The Paris-based Financial Action Task Force has been pushing the Philippines and other nations to impose further restrictions that would cut off the flow of money to lawless organizations, especially those involved in international terrorism.
Cua said the bill also facilitates the prosecution of persons involved in money laundering activities and enforces targeted financial sanctions that would support the proliferation of weapons of mass destruction, terrorism and other similar activities.
Key provisions of the measure include the expansion of the scope of predicate offenses to money laundering crimes. This time, tax crimes and violations of Strategic Trade Management Act on the financing of the proliferation of weapons of mass destruction, are provided.
The definition of “covered persons” will include real estate developers and brokers, under the bill.
HB 7904 also grants the Anti-Money Laundering Council the authority to implement targeted financial sanctions, including the ex-parte freezing of funds and assets belonging to individuals or entities identified by united national resolutions.

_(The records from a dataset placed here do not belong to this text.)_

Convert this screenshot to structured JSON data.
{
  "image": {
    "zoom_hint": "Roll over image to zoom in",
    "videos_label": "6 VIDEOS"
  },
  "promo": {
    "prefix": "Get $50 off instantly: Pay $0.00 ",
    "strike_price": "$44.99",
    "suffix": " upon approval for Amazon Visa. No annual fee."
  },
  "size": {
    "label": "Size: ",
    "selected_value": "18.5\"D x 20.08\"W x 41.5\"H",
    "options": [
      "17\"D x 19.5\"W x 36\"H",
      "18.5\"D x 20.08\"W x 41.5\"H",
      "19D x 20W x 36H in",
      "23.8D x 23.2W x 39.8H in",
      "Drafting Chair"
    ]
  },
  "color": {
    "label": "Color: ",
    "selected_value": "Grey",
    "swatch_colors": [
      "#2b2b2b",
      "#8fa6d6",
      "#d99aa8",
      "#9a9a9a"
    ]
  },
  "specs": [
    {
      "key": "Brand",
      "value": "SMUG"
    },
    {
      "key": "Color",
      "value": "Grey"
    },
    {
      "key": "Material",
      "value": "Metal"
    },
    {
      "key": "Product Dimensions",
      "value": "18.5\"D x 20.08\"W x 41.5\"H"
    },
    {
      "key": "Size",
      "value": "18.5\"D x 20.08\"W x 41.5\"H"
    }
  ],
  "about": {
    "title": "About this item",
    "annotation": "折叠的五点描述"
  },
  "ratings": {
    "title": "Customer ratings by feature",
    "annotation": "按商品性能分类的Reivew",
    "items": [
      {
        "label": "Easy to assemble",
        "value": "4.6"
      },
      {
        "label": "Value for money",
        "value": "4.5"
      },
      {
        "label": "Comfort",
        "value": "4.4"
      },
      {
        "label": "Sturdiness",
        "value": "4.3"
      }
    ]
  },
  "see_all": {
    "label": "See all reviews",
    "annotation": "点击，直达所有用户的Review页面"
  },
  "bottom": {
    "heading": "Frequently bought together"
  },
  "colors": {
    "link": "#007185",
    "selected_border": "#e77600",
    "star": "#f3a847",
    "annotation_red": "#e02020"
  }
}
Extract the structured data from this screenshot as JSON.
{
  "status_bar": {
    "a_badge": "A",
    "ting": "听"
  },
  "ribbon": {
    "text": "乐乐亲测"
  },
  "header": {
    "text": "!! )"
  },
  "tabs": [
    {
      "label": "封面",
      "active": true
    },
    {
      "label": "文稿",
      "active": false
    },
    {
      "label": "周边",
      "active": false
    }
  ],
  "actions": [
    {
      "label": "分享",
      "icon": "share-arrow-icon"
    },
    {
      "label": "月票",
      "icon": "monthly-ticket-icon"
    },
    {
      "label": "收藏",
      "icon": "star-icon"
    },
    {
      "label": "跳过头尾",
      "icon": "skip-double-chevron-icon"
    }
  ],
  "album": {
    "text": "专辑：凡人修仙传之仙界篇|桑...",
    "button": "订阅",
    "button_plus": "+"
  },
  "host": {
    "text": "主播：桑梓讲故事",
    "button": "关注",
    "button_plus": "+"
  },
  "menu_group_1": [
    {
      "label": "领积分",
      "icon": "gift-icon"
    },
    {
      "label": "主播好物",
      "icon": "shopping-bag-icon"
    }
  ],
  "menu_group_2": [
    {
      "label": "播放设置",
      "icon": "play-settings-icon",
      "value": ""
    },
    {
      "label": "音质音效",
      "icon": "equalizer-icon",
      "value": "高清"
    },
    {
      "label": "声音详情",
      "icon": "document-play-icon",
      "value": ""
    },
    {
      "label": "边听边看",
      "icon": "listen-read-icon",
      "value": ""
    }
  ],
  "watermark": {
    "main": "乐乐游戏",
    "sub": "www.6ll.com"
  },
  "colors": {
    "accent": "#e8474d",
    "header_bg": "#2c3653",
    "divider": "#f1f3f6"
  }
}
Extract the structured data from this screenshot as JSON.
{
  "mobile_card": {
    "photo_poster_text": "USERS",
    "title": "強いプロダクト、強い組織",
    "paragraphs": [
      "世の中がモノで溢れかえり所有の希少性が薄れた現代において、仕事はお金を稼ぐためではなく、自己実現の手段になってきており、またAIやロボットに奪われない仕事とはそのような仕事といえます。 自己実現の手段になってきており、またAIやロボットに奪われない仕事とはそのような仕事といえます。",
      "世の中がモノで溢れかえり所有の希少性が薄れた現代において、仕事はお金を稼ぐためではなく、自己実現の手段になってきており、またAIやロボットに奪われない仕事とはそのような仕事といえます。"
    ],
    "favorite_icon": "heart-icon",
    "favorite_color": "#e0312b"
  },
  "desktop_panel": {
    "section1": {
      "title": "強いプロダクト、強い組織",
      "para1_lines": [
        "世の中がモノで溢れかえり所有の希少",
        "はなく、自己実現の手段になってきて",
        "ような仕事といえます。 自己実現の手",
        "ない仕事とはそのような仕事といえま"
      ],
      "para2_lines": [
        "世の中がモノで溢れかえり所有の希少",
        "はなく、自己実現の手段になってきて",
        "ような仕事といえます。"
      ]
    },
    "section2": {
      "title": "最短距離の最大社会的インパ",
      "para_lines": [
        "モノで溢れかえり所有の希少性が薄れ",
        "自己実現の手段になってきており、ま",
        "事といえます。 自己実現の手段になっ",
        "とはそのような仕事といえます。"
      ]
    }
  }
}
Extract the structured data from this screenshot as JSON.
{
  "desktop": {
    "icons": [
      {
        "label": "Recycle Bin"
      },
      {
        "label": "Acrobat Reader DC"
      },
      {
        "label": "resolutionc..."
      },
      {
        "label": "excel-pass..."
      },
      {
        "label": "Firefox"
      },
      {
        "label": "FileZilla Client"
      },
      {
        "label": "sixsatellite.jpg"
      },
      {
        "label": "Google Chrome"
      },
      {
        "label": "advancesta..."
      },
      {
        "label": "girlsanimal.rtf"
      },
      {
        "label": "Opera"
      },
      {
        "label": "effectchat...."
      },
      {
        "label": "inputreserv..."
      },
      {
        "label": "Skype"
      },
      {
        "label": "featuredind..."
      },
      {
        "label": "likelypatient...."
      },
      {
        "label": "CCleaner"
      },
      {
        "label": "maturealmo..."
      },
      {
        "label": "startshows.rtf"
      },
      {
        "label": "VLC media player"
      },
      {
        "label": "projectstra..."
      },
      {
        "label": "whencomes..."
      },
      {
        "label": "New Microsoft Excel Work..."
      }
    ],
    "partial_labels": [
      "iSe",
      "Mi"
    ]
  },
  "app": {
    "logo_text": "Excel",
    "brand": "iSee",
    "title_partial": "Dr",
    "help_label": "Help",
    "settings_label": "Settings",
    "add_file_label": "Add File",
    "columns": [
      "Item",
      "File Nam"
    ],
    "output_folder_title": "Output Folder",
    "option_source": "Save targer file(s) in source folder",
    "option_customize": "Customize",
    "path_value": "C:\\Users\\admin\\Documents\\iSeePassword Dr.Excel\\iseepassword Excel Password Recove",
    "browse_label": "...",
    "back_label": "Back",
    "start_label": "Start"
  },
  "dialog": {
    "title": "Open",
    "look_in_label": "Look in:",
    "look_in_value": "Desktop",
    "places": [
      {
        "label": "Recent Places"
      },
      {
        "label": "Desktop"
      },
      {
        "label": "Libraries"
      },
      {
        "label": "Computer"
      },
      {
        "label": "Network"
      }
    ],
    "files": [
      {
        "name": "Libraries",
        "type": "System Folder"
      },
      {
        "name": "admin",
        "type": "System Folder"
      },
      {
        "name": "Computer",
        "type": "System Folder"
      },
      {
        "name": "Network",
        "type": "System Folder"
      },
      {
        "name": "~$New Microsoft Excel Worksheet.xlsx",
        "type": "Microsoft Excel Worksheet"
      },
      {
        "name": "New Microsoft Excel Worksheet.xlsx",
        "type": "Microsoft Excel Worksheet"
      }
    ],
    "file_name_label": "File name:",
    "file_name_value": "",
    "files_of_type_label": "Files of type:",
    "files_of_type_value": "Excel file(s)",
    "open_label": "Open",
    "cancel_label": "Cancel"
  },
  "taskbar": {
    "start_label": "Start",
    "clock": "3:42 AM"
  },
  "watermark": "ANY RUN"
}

The bill prohibits the judiciary to issue temporary restraining orders or “writs of injunctions” that would stop the AMLC in exercising its authority to freeze and forfeit bank deposits and assets suspected of involvement in money laundering. The Court of Appeals and the Supreme Court are exempted from this provision.
House Deputy Minority Leader and Bayan Muna Rep. Carlos Isagani Zarate rejected the measure for allowing the Anti-Money Laundering Council the right to “retain 50 percent of the forefeited assets.
“Couple this with the other amendments granting awesome powers to the AMLC such as the grant of investigative powers and subpoena powers, as well as the power to ex parte freeze the funds of targeted individuals and entities, put the AMLC in a conflict of interest situation,” Zarate explained.
He stressed: “It incentivizes the AMLC to pursue harassment and baseless cases to the end of acquiring material gains and benefits as a result of the litigation.”
Such amendment, Zarate claims would only result in the “clogging of court dockets.”
“This could also result to rights abuses and harassment cases, since the AMLC can now investigate, subpoena documents and then file the case, the actions of the AMLC could be tainted with intent to gain, rather than administration of justice, since it has a stake or material gain in the result of the litigation,” Zarate stated.